Without elaborating how the Defense Department (DOD) would respond, Kirby said Pentagon chief Lloyd Austin “believes that a vaccinated force is a more ready force,” and that it’s “why he has ordered mandatory vaccines for the total force, and that includes our National Guard, who contribute significantly to national missions at home and abroad.”
Kirby’s remarks came after the newly appointed Oklahoma National Guard commander, Army Brig. Gen. Thomas Mancino, issued a Nov. 11 memorandum indicating he would decline to implement the Pentagon’s vaccine mandate.
The first military vaccine mandate deadline is Nov. 2, although each branch has set different deadlines by which members should get the vaccine for the CCP (Chinese Communist Party) virus, which causes the disease COVID-19. The Pentagon set a June 30, 2022, deadline for all Army reservists and the National Guard to get the shot, according to a news release from the federal Military Health System issued in September.
Mancino, in his memo, wrote, “I hereby order that no Oklahoma Guardsmen be required to take the COVID-19 Vaccine, notwithstanding any other Federal requirement.”
“Oklahoma Command’s will continue to process Federal vaccine waivers in accordance with DoD policy,” he added. “Additionally, no negative administrative or legal action will be taken against Guardsmen who refuse the COVID-19 Vaccine.”

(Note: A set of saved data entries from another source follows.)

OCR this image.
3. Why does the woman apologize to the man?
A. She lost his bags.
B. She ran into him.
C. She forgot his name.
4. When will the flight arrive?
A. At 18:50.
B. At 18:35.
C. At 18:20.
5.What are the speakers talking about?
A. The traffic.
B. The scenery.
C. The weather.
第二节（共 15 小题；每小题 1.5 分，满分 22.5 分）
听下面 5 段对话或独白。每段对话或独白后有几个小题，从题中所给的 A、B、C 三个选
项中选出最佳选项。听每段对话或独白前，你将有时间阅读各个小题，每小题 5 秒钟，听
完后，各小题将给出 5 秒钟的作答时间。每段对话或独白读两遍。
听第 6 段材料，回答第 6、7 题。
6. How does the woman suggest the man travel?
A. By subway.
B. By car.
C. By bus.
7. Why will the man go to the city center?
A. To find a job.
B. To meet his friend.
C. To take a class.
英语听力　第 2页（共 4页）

Stitt, a Republican, previously asked Austin and other Pentagon leaders for waivers regarding the COVID-19 vaccine mandate, and he’s still waiting for a decision, Macino’s memo continued to say.
The memo was issued just a day after he was appointed Oklahoma Army and Air National Guard, replacing Gen. Michael Thompson, who had been a proponent of COVID-19 vaccines and said Guard members would face consequences.
“The governor had been exploring making a change for a number of months, and (Gen.) Thompson had submitted his resignation,” said Stitt spokesperson Carly Atchison in a statement to The Epoch Times. “Once the governor selected (Gen.) Mancino as his replacement, the governor decided to move up the timeline.”
The Pentagon hasn’t immediately responded to a request for comment.
Meanwhile, the DOD’s vaccine mandate for service members has faced numerous challenges in court, including one filed earlier this month by a group of Navy SEALs who argued that the Biden administration denied them religious exemptions to the shot.
Their complaint, filed in the U.S. District Court in the Northern District of Texas last week, argued that the plaintiffs sought a religious exemption to the Pentagon’s vaccine mandate, but were denied the “fundamental right to the free exercise of religion and protection from agency action,” which they said “is unlawful, contrary to law, and arbitrary and capricious.”